Les activités de recherche humaine sont menées par un officier traitant auprès d'honorables correspondants, c'est-à-dire des personnes de confiance qui collaborent bénévolement pour un service de renseignement, ou auprès d'agents qui, eux, collaborent avec le service de renseignement contre rétribution, qu'elle soit financière ou autre[1].
La théorisation du mode de recrutement et de traitement d'une source humaine, aussi appelée agent, a conduit grâce à l'analyse comportementale à identifier différents « leviers » manipulatoires pour l'inciter à fournir le renseignement auquel il a accès (les mêmes considérations pouvant s'appliquer aux agents d'influence)[2]. Ces leviers sont très divers, les principaux étant résumés dans des acronymes mnémotechniques plus ou moins approximatifs : SANSOUCIS (solitude, argent, nouveauté, sexe, orgueil, utilité, contrainte, idéologie, suffisance), processus RASCLS de Robert Cialdini[3],[4]. Le plus connu est l'acronyme MICE (« souris » au pluriel), principe posé par les services de renseignement britanniques pendant la Seconde Guerre mondiale[5] :
Cet acronyme est souvent traduit en français comme VICE (vénal, idéologie, compromission, ego).

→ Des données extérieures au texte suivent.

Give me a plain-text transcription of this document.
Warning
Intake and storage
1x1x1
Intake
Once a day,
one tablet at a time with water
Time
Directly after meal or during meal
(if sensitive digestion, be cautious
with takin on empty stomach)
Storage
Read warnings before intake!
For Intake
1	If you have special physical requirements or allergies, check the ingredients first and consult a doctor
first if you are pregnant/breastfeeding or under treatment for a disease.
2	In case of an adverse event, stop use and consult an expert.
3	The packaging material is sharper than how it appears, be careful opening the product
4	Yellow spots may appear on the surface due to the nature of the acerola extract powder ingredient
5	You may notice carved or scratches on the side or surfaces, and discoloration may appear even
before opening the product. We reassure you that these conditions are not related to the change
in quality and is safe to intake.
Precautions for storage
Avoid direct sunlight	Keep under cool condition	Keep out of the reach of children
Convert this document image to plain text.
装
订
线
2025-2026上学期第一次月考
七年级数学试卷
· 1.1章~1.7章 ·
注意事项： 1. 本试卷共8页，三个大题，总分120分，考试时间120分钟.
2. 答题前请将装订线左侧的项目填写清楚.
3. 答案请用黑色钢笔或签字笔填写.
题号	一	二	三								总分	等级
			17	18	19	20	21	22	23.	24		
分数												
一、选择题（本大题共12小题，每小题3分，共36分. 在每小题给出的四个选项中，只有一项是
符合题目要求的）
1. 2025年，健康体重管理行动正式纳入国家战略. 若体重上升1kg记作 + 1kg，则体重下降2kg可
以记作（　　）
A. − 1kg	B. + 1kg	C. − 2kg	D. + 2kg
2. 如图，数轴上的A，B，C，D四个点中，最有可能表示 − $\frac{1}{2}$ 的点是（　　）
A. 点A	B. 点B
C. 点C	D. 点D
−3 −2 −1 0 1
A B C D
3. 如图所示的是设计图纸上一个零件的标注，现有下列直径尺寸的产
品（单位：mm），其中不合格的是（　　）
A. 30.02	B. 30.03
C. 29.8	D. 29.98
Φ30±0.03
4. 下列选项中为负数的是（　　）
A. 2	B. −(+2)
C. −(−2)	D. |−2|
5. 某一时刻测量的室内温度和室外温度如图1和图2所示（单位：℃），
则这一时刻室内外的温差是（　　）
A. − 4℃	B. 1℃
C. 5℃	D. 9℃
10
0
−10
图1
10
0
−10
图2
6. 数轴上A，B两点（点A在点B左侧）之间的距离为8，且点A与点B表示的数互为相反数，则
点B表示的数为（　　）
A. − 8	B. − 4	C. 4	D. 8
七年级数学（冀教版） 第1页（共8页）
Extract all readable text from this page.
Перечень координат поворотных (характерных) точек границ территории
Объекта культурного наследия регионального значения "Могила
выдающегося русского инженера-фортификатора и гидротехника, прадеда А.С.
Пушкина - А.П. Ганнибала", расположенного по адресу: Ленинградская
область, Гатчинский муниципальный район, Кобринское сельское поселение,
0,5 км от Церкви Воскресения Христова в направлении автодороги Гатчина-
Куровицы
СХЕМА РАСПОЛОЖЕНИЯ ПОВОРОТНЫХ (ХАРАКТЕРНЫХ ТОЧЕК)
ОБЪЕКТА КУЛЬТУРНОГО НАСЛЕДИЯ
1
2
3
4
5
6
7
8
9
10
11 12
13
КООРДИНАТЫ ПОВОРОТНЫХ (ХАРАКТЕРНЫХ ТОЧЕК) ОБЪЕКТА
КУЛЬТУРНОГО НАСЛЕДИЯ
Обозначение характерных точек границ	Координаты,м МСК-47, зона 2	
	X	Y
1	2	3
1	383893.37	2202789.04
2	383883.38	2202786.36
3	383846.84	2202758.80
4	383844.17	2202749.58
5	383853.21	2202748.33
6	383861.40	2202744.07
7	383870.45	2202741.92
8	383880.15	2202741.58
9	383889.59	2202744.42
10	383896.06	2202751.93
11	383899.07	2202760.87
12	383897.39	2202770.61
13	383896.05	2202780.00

A la CIA, tout entretien commence par une première séquence de questions dont l'acronyme pense-bête est STDL[Information douteuse] : Sécurité (problèmes observés en chemin), Temps (combien en a la source), Information[Information douteuse] (éventuel renseignement à communiquer d'urgence), Date (du prochain rendez-vous, au cas où l'entretien serait prématurément interrompu), Leurre (quel prétexte si quelqu'un arrive et pose des questions)[6].
L'ancien officier du KGB Oleg Kalouguine remarque :
« Durant mes trente-deux ans en fonction au KGB [de 1958 à 1990], les grands espions qui vinrent à nous parce qu'ils croyaient au communisme, comme Kim Philby, se raréfièrent constamment et finalement disparurent totalement. En même temps, le nombre d'officiers du KGB qui devinrent mécontents du communisme soviétique et firent défection à l'Ouest augmenta brusquement. Le KGB fut touché par un double coup dévastateur où le nombre de bons espions se réduisait pendant que le nombre de transfuges explosait[7]. »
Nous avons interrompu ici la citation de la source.